Characterising the role, function and regulation of eNAMPT in Type 2 diabetes
Dr Paul Caton and his team aim to find out if raised levels of the protein NAMPT in the blood lead to reduced insulin release and action, and ultimately contribute to the development of Type 2 diabetes. This research could help to identify targets for new drugs that could improve the management and prevention of this condition.
Background to research
The protein NAMPT is found at higher than normal levels in the blood of people with Type 2 diabetes and in animal models of Type 2 diabetes. NAMPT in the blood comes predominantly from fat tissue, although the precise function of NAMPT and its relationship with insulin in Type 2 diabetes is unclear. Recent work by Dr Paul Caton has shown that blocking the activity of NAMPT corrects beta cell problems, reduces insulin resistance and lowers blood glucose levels in mice with Type 2 diabetes. He believes that high levels of NAMPT in the blood are a direct cause of beta cell problems in the pancreas, leading to Type 2 diabetes.

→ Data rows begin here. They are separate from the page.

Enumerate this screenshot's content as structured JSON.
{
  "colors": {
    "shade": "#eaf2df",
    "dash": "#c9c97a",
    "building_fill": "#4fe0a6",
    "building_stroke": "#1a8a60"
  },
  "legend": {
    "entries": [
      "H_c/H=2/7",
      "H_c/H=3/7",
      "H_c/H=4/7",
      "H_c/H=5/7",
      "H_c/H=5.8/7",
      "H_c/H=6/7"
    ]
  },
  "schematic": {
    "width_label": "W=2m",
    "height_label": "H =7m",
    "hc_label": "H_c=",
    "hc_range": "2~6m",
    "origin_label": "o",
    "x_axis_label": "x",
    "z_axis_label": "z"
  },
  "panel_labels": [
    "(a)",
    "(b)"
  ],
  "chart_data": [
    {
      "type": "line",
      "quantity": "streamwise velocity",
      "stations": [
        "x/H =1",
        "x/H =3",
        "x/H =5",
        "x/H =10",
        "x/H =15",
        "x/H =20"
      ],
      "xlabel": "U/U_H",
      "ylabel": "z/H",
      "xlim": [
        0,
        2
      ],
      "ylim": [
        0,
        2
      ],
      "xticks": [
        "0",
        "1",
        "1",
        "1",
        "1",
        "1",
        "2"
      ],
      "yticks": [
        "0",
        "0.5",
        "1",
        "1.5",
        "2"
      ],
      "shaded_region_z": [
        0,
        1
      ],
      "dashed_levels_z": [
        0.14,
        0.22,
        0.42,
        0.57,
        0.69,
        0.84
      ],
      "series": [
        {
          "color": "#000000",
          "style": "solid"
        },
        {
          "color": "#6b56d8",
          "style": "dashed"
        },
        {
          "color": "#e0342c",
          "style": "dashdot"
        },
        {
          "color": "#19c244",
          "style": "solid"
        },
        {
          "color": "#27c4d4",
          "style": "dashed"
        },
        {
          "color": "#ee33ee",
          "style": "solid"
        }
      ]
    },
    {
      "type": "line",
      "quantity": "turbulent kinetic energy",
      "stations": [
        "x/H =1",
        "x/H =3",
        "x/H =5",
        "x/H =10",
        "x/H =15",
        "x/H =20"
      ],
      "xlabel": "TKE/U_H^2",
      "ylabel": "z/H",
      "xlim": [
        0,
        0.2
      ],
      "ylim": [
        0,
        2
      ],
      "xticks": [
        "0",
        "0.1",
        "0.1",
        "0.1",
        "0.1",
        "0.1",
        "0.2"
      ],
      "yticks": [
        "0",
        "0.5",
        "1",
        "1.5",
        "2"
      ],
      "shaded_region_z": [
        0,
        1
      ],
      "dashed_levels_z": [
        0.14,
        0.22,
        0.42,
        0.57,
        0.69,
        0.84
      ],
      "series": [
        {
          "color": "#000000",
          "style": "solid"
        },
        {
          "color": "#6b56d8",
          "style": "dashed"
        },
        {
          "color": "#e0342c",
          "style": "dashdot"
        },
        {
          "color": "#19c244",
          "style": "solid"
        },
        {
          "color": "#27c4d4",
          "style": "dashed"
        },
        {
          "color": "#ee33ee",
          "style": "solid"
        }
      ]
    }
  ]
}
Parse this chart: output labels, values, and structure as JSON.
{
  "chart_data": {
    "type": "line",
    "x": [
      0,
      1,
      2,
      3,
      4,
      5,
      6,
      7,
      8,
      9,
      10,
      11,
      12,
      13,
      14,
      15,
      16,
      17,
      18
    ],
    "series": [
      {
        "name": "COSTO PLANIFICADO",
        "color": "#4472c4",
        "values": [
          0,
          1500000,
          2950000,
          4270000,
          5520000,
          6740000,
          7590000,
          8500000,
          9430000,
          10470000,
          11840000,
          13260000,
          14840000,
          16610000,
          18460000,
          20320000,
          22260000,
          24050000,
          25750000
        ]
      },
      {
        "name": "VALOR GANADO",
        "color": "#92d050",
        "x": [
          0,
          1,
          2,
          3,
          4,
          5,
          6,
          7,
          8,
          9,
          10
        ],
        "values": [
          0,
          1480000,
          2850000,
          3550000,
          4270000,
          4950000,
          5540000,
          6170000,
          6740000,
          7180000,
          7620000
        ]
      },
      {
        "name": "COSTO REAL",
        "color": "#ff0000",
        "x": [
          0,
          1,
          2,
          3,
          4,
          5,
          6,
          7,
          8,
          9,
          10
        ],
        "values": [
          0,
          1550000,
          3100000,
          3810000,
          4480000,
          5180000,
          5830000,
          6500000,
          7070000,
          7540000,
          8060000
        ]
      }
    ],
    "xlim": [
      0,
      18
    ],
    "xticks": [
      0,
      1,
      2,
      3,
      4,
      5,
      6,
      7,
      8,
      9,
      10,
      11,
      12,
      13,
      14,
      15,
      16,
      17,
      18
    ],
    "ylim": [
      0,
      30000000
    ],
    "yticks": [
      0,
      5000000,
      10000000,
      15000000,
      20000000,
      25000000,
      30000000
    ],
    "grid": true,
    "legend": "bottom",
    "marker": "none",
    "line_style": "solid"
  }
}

Dr Caton and his team aim to find out if raised NAMPT levels in the blood cause reduced insulin release and action and lead to the onset of Type 2 diabetes. Specifically, they will identify the mechanisms that govern the release of NAMPT from fat tissue, how these are altered in obesity and Type 2 diabetes and how NAMPT affects beta cell function in mouse and human tissue.
Potential benefit to people with diabetes
This work will improve our understanding of the mechanisms driving beta cell failure and insulin resistance in Type 2 diabetes, focusing on the role of NAMPT. It will help to identify targets for new drugs to improve diabetes management and prevention.